Effects of terminal biphenyl ring geometry on the photophysical properties of closo-o-carboranyl–anthracene dyads†
Abstract
Four anthracene-based compounds bearing phenyl (AC) or biphenyl (oAC, mAC, and pAC) substituents at C10 and a closo-o-carboranyl unit at C9 were prepared and fully characterized to establish a design strategy for enhancing the solution- and solid-state emissive properties of closo-o-carboranyl luminophores at ambient temperature. In all solid-state molecular structures, the anthracene moieties were severely distorted because of intramolecular steric hindrance, which indicated that structural variation around the o-carborane cage was strongly inhibited.

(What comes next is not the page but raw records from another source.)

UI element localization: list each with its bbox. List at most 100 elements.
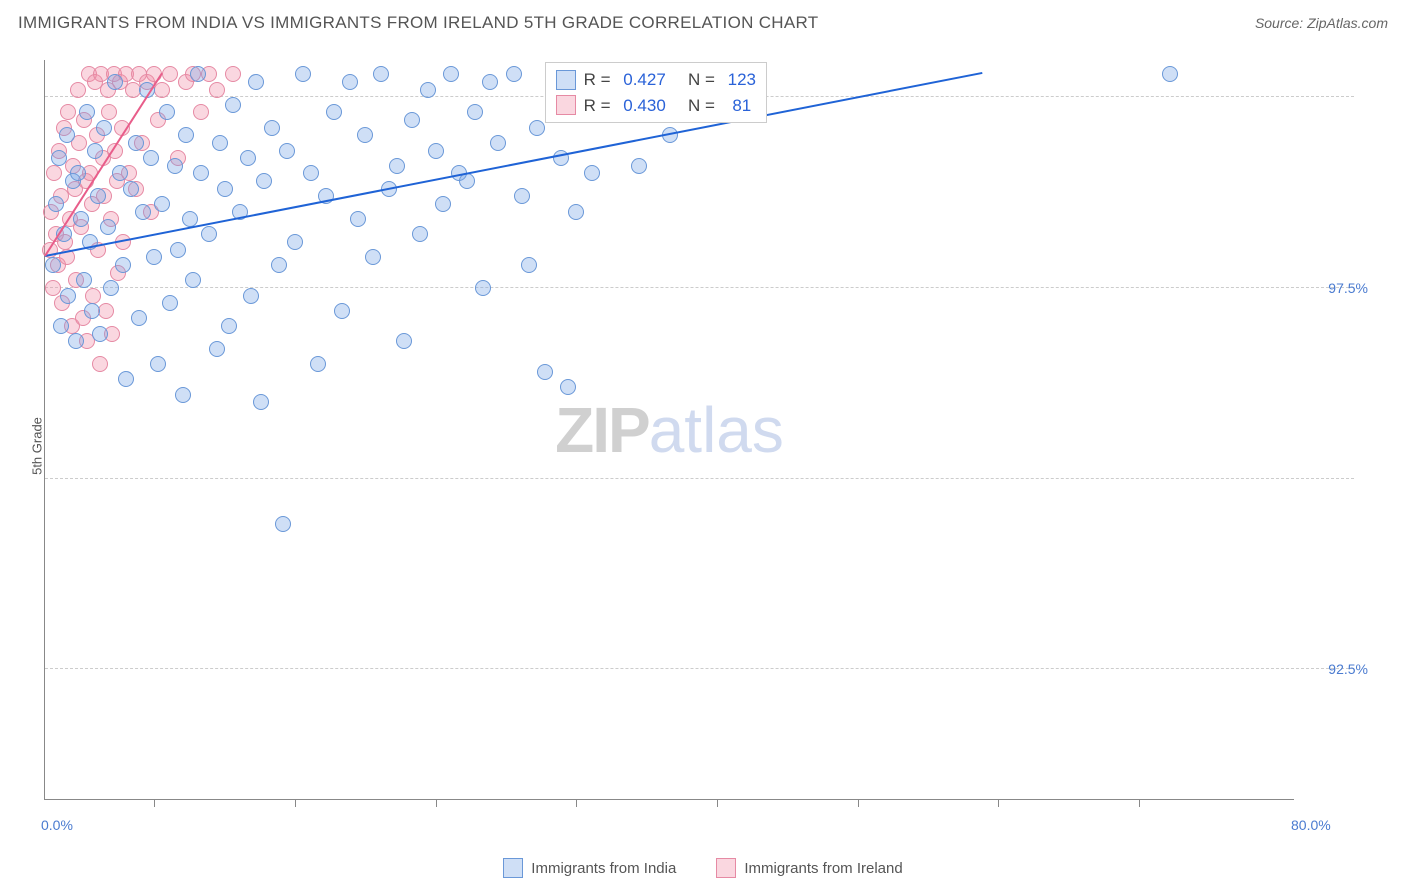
scatter-point-ireland bbox=[101, 104, 117, 120]
scatter-point-india bbox=[143, 150, 159, 166]
scatter-point-india bbox=[529, 120, 545, 136]
scatter-point-india bbox=[100, 219, 116, 235]
scatter-point-india bbox=[96, 120, 112, 136]
scatter-point-india bbox=[154, 196, 170, 212]
scatter-point-india bbox=[118, 371, 134, 387]
watermark: ZIPatlas bbox=[555, 393, 784, 467]
scatter-point-india bbox=[48, 196, 64, 212]
scatter-point-india bbox=[59, 127, 75, 143]
scatter-point-india bbox=[45, 257, 61, 273]
scatter-point-india bbox=[87, 143, 103, 159]
trend-line-india bbox=[45, 72, 983, 257]
scatter-point-india bbox=[73, 211, 89, 227]
scatter-point-india bbox=[123, 181, 139, 197]
scatter-point-india bbox=[443, 66, 459, 82]
scatter-point-india bbox=[506, 66, 522, 82]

Compared to the other o-carboranyl compounds, oAC, possessing an ortho-type biphenyl group, exhibited much higher emission intensity, quantum efficiency, and radiative decay constant in tetrahydrofuran solution and film state at 298 K. The electronic transitions calculated for first excited states showed that emission originated from intramolecular charge-transfer (ICT) transitions involving o-carborane. The ground-state energy barriers were calculated based on the relative energies at dihedral angles centered at the bonding axis between anthracene and (bi)phenyl groups and implied that the rotational motion of the terminal (bi)phenyl rings was less restricted in oAC than in the other compounds. Furthermore, the orbital contributions calculated for electronic transitions in the first excited state indicated that structural variation around the terminal (bi)phenyl rings suppressed ICT transitions. The above findings reveal that the molecular rigidity of the moiety appended to aromatic rings in o-carboranyl–anthracene dyads strongly affects the efficiency of their ICT-based emission and suggest that this emission can be enhanced via the attachment of rigid substituents to o-carboranyl luminophores.